ここで、Pの値に関して、同様な既存の調査サンプルがある場合はその比率を用い、
参考となるサンプルがない場合は必要な調査対象者数が最大となる0.5(式(P*(1-P))の最大値)を入れます。

通常はE=0.05、Z=1.96で計算するため、母集団Nに実際数値を入れると、調査対象者の適正な人数を把握することができます。

アプリケーションをヒットさせることを目標とするため、ターゲットユーザの数を10万〜1000万人と仮定すると、

N=100000  → n=382
N=1000000  → n=384
N=10000000 → n=384

となります。Nの値がこれ以上増えても適切な試験対象者の人数は384です。
よって、400人程の調査対象者に対しアンケートを実施しなくてはならない事がわかります。

ただし、許容する最大誤差を増やせば試験対象者の人数を減らすことが可能です。

課題2 潜在的なニーズはアンケートに現れづらい。

選択形式のアンケートの場合、選択肢の中に予めユーザのニーズに迫る選択肢を準備しなくてはなりません。

例えば「OLのランチに対するニーズ」を探る時、事前調査により「健康的なサラダを食べたい」「ダイエットに良いカロリー控えめなものが食べたい」「甘いスィーツが食べたい」等の事前に準備した選択肢を選ばせる場合、少なくともその中にOLがランチに欲している手がかりとなる項目が含まれていなくてはならず、事前調査でニーズが絞り込まれていることが前提となります。

では、選択形式ではなく、記述式のアンケートを用い直接ニーズを書き出してもらえば問題は無いと思う方も多いかもしれません。
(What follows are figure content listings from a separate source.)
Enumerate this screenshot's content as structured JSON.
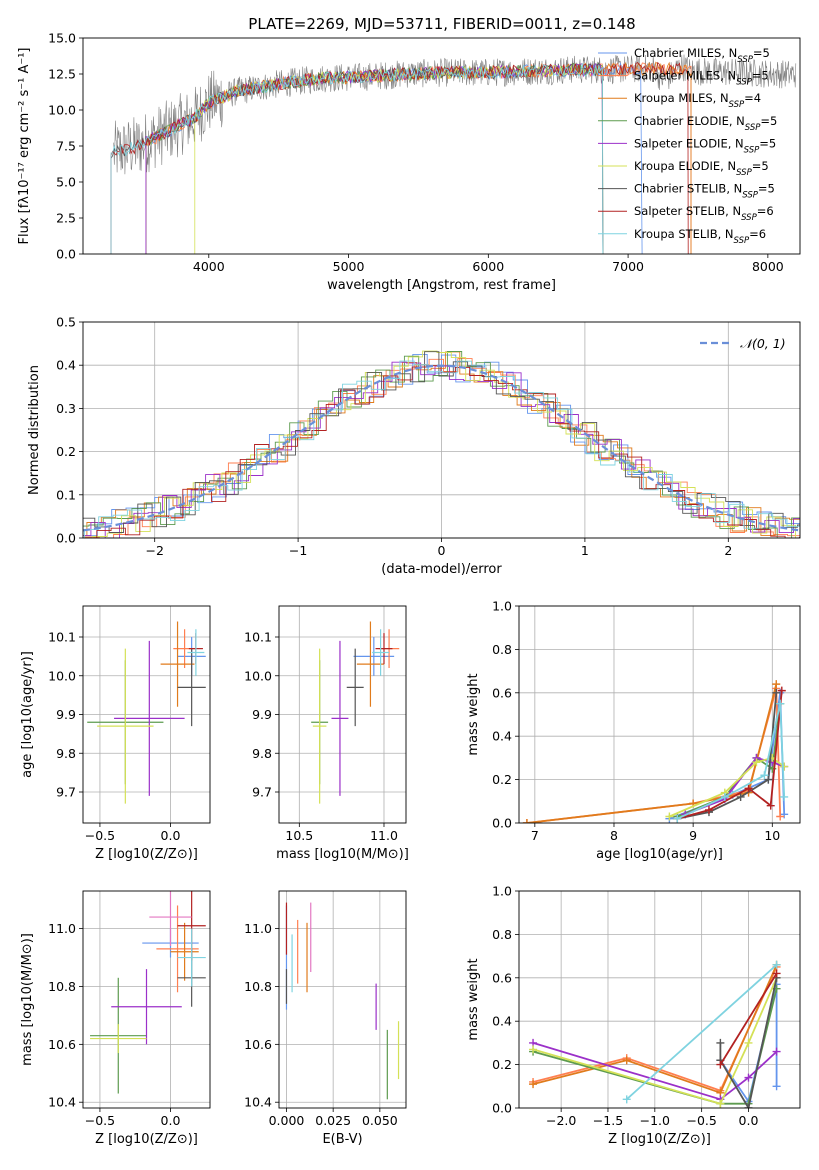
{
  "figure": {
    "title": "PLATE=2269, MJD=53711, FIBERID=0011, z=0.148"
  },
  "colors": {
    "models": [
      "#6495ed",
      "#ff7f50",
      "#e07b1c",
      "#5d9b4f",
      "#9b30c9",
      "#d4e157",
      "#555555",
      "#b22222",
      "#7fd3e0"
    ],
    "data_gray": "#808080",
    "gaussian": "#6a8fd8",
    "grid": "#b0b0b0",
    "extra_pink": "#e377c2"
  },
  "chart_data": [
    {
      "id": "spectrum",
      "type": "line",
      "title": "PLATE=2269, MJD=53711, FIBERID=0011, z=0.148",
      "xlabel": "wavelength [Angstrom, rest frame]",
      "ylabel": "Flux [fλ10⁻¹⁷ erg cm⁻² s⁻¹ A⁻¹]",
      "xlim": [
        3100,
        8230
      ],
      "ylim": [
        0,
        15
      ],
      "xticks": [
        4000,
        5000,
        6000,
        7000,
        8000
      ],
      "yticks": [
        0.0,
        2.5,
        5.0,
        7.5,
        10.0,
        12.5,
        15.0
      ],
      "legend_position": "top-right",
      "legend": [
        "Chabrier MILES, N_SSP=5",
        "Salpeter MILES, N_SSP=5",
        "Kroupa MILES, N_SSP=4",
        "Chabrier ELODIE, N_SSP=5",
        "Salpeter ELODIE, N_SSP=5",
        "Kroupa ELODIE, N_SSP=5",
        "Chabrier STELIB, N_SSP=5",
        "Salpeter STELIB, N_SSP=6",
        "Kroupa STELIB, N_SSP=6"
      ],
      "continuum": {
        "x": [
          3300,
          3500,
          3700,
          3900,
          4000,
          4200,
          4500,
          4800,
          5100,
          5400,
          5700,
          6000,
          6300,
          6600,
          6900,
          7200,
          7500,
          7800,
          8100
        ],
        "y": [
          7.0,
          7.5,
          8.5,
          9.5,
          10.5,
          11.3,
          11.8,
          12.2,
          12.3,
          12.5,
          12.6,
          12.6,
          12.7,
          12.8,
          12.8,
          12.9,
          12.7,
          12.6,
          12.5
        ]
      },
      "model_ranges": [
        [
          3550,
          7100
        ],
        [
          3550,
          7450
        ],
        [
          3550,
          7450
        ],
        [
          3550,
          6820
        ],
        [
          3550,
          6820
        ],
        [
          3900,
          6820
        ],
        [
          3300,
          6820
        ],
        [
          3300,
          7430
        ],
        [
          3300,
          6820
        ]
      ]
    },
    {
      "id": "residuals",
      "type": "line",
      "xlabel": "(data-model)/error",
      "ylabel": "Normed distribution",
      "xlim": [
        -2.5,
        2.5
      ],
      "ylim": [
        0,
        0.5
      ],
      "xticks": [
        -2,
        -1,
        0,
        1,
        2
      ],
      "yticks": [
        0.0,
        0.1,
        0.2,
        0.3,
        0.4,
        0.5
      ],
      "legend": [
        "𝒩(0, 1)"
      ],
      "legend_position": "top-right",
      "series_note": "step histograms for the nine models"
    },
    {
      "id": "age_vs_Z",
      "type": "scatter",
      "xlabel": "Z [log10(Z/Z⊙)]",
      "ylabel": "age  [log10(age/yr)]",
      "xlim": [
        -0.62,
        0.28
      ],
      "ylim": [
        9.62,
        10.18
      ],
      "xticks": [
        -0.5,
        0.0
      ],
      "yticks": [
        9.7,
        9.8,
        9.9,
        10.0,
        10.1
      ],
      "points": [
        {
          "x": 0.15,
          "y": 10.05,
          "xerr": 0.1,
          "yerr": 0.05
        },
        {
          "x": 0.1,
          "y": 10.07,
          "xerr": 0.08,
          "yerr": 0.05
        },
        {
          "x": 0.05,
          "y": 10.03,
          "xerr": 0.12,
          "yerr": 0.11
        },
        {
          "x": -0.32,
          "y": 9.88,
          "xerr": 0.27,
          "yerr": 0.16
        },
        {
          "x": -0.15,
          "y": 9.89,
          "xerr": 0.25,
          "yerr": 0.2
        },
        {
          "x": -0.32,
          "y": 9.87,
          "xerr": 0.2,
          "yerr": 0.2
        },
        {
          "x": 0.15,
          "y": 9.97,
          "xerr": 0.1,
          "yerr": 0.1
        },
        {
          "x": 0.18,
          "y": 10.07,
          "xerr": 0.05,
          "yerr": 0.04
        },
        {
          "x": 0.18,
          "y": 10.06,
          "xerr": 0.06,
          "yerr": 0.06
        }
      ]
    },
    {
      "id": "age_vs_mass",
      "type": "scatter",
      "xlabel": "mass [log10(M/M⊙)]",
      "ylabel": "",
      "xlim": [
        10.38,
        11.13
      ],
      "ylim": [
        9.62,
        10.18
      ],
      "xticks": [
        10.5,
        11.0
      ],
      "yticks": [
        9.7,
        9.8,
        9.9,
        10.0,
        10.1
      ],
      "points": [
        {
          "x": 10.94,
          "y": 10.05,
          "xerr": 0.12,
          "yerr": 0.05
        },
        {
          "x": 11.03,
          "y": 10.07,
          "xerr": 0.06,
          "yerr": 0.05
        },
        {
          "x": 10.92,
          "y": 10.03,
          "xerr": 0.08,
          "yerr": 0.11
        },
        {
          "x": 10.62,
          "y": 9.88,
          "xerr": 0.05,
          "yerr": 0.16
        },
        {
          "x": 10.74,
          "y": 9.89,
          "xerr": 0.05,
          "yerr": 0.2
        },
        {
          "x": 10.62,
          "y": 9.87,
          "xerr": 0.04,
          "yerr": 0.2
        },
        {
          "x": 10.83,
          "y": 9.97,
          "xerr": 0.05,
          "yerr": 0.1
        },
        {
          "x": 11.0,
          "y": 10.07,
          "xerr": 0.05,
          "yerr": 0.04
        },
        {
          "x": 10.98,
          "y": 10.06,
          "xerr": 0.05,
          "yerr": 0.06
        }
      ]
    },
    {
      "id": "weight_vs_age",
      "type": "line",
      "xlabel": "age  [log10(age/yr)]",
      "ylabel": "mass weight",
      "xlim": [
        6.8,
        10.35
      ],
      "ylim": [
        0,
        1.0
      ],
      "xticks": [
        7,
        8,
        9,
        10
      ],
      "yticks": [
        0.0,
        0.2,
        0.4,
        0.6,
        0.8,
        1.0
      ],
      "series": [
        {
          "x": [
            8.7,
            9.5,
            9.95,
            10.1,
            10.15
          ],
          "y": [
            0.02,
            0.13,
            0.2,
            0.6,
            0.04
          ]
        },
        {
          "x": [
            6.9,
            9.0,
            9.7,
            10.05,
            10.1
          ],
          "y": [
            0.0,
            0.09,
            0.15,
            0.62,
            0.03
          ]
        },
        {
          "x": [
            6.9,
            9.0,
            9.7,
            10.05
          ],
          "y": [
            0.0,
            0.09,
            0.14,
            0.64
          ]
        },
        {
          "x": [
            8.8,
            9.4,
            9.8,
            10.0,
            10.1
          ],
          "y": [
            0.03,
            0.12,
            0.3,
            0.25,
            0.55
          ]
        },
        {
          "x": [
            8.9,
            9.4,
            9.8,
            10.0,
            10.15
          ],
          "y": [
            0.04,
            0.11,
            0.3,
            0.28,
            0.26
          ]
        },
        {
          "x": [
            8.7,
            9.4,
            9.8,
            10.0,
            10.15
          ],
          "y": [
            0.03,
            0.14,
            0.28,
            0.3,
            0.26
          ]
        },
        {
          "x": [
            8.8,
            9.2,
            9.6,
            9.95,
            10.05
          ],
          "y": [
            0.02,
            0.05,
            0.12,
            0.2,
            0.6
          ]
        },
        {
          "x": [
            8.8,
            9.2,
            9.7,
            9.98,
            10.12
          ],
          "y": [
            0.02,
            0.06,
            0.16,
            0.08,
            0.61
          ]
        },
        {
          "x": [
            8.8,
            9.4,
            9.9,
            10.1,
            10.15
          ],
          "y": [
            0.02,
            0.12,
            0.22,
            0.55,
            0.12
          ]
        }
      ]
    },
    {
      "id": "mass_vs_Z",
      "type": "scatter",
      "xlabel": "Z [log10(Z/Z⊙)]",
      "ylabel": "mass [log10(M/M⊙)]",
      "xlim": [
        -0.62,
        0.28
      ],
      "ylim": [
        10.38,
        11.13
      ],
      "xticks": [
        -0.5,
        0.0
      ],
      "yticks": [
        10.4,
        10.6,
        10.8,
        11.0
      ],
      "points": [
        {
          "x": 0.0,
          "y": 10.95,
          "xerr": 0.2,
          "yerr": 0.05
        },
        {
          "x": 0.05,
          "y": 10.93,
          "xerr": 0.15,
          "yerr": 0.15
        },
        {
          "x": 0.1,
          "y": 10.92,
          "xerr": 0.1,
          "yerr": 0.1
        },
        {
          "x": -0.37,
          "y": 10.63,
          "xerr": 0.2,
          "yerr": 0.2
        },
        {
          "x": -0.17,
          "y": 10.73,
          "xerr": 0.25,
          "yerr": 0.13
        },
        {
          "x": -0.37,
          "y": 10.62,
          "xerr": 0.2,
          "yerr": 0.05
        },
        {
          "x": 0.15,
          "y": 10.83,
          "xerr": 0.1,
          "yerr": 0.1
        },
        {
          "x": 0.15,
          "y": 11.01,
          "xerr": 0.1,
          "yerr": 0.12
        },
        {
          "x": 0.15,
          "y": 10.9,
          "xerr": 0.1,
          "yerr": 0.1
        },
        {
          "x": 0.0,
          "y": 11.04,
          "xerr": 0.15,
          "yerr": 0.1
        }
      ]
    },
    {
      "id": "mass_vs_ebv",
      "type": "scatter",
      "xlabel": "E(B-V)",
      "ylabel": "",
      "xlim": [
        -0.004,
        0.064
      ],
      "ylim": [
        10.38,
        11.13
      ],
      "xticks": [
        0.0,
        0.025,
        0.05
      ],
      "yticks": [
        10.4,
        10.6,
        10.8,
        11.0
      ],
      "points": [
        {
          "x": 0.0,
          "y": 10.9,
          "yerr": 0.18
        },
        {
          "x": 0.006,
          "y": 10.92,
          "yerr": 0.11
        },
        {
          "x": 0.011,
          "y": 10.9,
          "yerr": 0.12
        },
        {
          "x": 0.054,
          "y": 10.53,
          "yerr": 0.12
        },
        {
          "x": 0.048,
          "y": 10.73,
          "yerr": 0.08
        },
        {
          "x": 0.06,
          "y": 10.58,
          "yerr": 0.1
        },
        {
          "x": 0.0,
          "y": 10.8,
          "yerr": 0.06
        },
        {
          "x": 0.0,
          "y": 11.0,
          "yerr": 0.09
        },
        {
          "x": 0.003,
          "y": 10.88,
          "yerr": 0.1
        },
        {
          "x": 0.013,
          "y": 10.97,
          "yerr": 0.12
        }
      ]
    },
    {
      "id": "weight_vs_Z",
      "type": "line",
      "xlabel": "Z [log10(Z/Z⊙)]",
      "ylabel": "mass weight",
      "xlim": [
        -2.45,
        0.55
      ],
      "ylim": [
        0,
        1.0
      ],
      "xticks": [
        -2.0,
        -1.5,
        -1.0,
        -0.5,
        0.0
      ],
      "yticks": [
        0.0,
        0.2,
        0.4,
        0.6,
        0.8,
        1.0
      ],
      "series": [
        {
          "x": [
            -0.3,
            0.0,
            0.3,
            0.3
          ],
          "y": [
            0.22,
            0.03,
            0.57,
            0.1
          ]
        },
        {
          "x": [
            -2.3,
            -1.3,
            -0.3,
            0.3
          ],
          "y": [
            0.12,
            0.23,
            0.08,
            0.65
          ]
        },
        {
          "x": [
            -2.3,
            -1.3,
            -0.3,
            0.3
          ],
          "y": [
            0.11,
            0.22,
            0.07,
            0.66
          ]
        },
        {
          "x": [
            -2.3,
            -0.3,
            0.0,
            0.3
          ],
          "y": [
            0.26,
            0.02,
            0.02,
            0.55
          ]
        },
        {
          "x": [
            -2.3,
            -0.3,
            0.0,
            0.3
          ],
          "y": [
            0.3,
            0.04,
            0.14,
            0.26
          ]
        },
        {
          "x": [
            -2.3,
            -0.3,
            0.0,
            0.3
          ],
          "y": [
            0.27,
            0.02,
            0.3,
            0.6
          ]
        },
        {
          "x": [
            -0.3,
            -0.3,
            0.0,
            0.3
          ],
          "y": [
            0.3,
            0.22,
            0.0,
            0.6
          ]
        },
        {
          "x": [
            -0.3,
            0.3
          ],
          "y": [
            0.2,
            0.62
          ],
          "extra": true
        },
        {
          "x": [
            -1.3,
            0.3
          ],
          "y": [
            0.04,
            0.66
          ]
        }
      ]
    }
  ]
}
アンケート用紙に自由に記入できる欄を設けて、”ランチに求めることはなんですか?”と聞いた場合、回答者は自分の経験の中から求めることを言語化します。対象者が「あっさりしていて胃もたれしないスープ」と答えた場合、集計者は、「あっさり」「胃もたれしない」というキーワードと、「スープ」という事実データを分けて集計し、解析を行えば求める要素をつかめるかもしれません。

ただし、いくらうまく解析できたとしても、OL自身の気がついている欲求を解析したに過ぎず、OL自身の気がついていないニーズを抽出することはできません。もしかしたら近い将来、OLの間で「ガレット」を求める傾向にあるかもしれません。しかし、「ガレット」を知らないOLにアンケートを実施していてはこの答えにはなかなかたどり着くことができません…。

課題3 行動のきっかけとなる詳細な思考の経緯が読み取りづらい

例えば、上記2の例と同様に、「OLのランチに対するニーズ」を調査するアンケートを実施し、回答者の意見から「あっさりしていて胃もたれしないスープ」というニーズを抽出した場合、「あっさりしていて胃もたれしないスープ」を欲する回答者の背景にある要因が重要となります。
例えば、「あっさり」していることを求めるOLの背景には、仕事の忙しさによるストレスで胃が荒れていることが原因なのか、味の濃い食べ物に飽きてあっさりしたものを求めているのか、運動量が少ないため食欲が無いことに起因するのかによって提供すべきソリューションが異なります。

これらの、回答の背景にある要因を、多くの意見を収集し一つ一つを見極めることは時間/労力の面で難しく、インタビュー等の問答を経て調査対象者と調査実施者が深くコミュニケーションを取ることで、初めてニーズの背景にある要因が見えて来ます。よってそのコミュニケーションを経ることのないアンケート調査ではこれらの要因は見えづらい傾向にあります。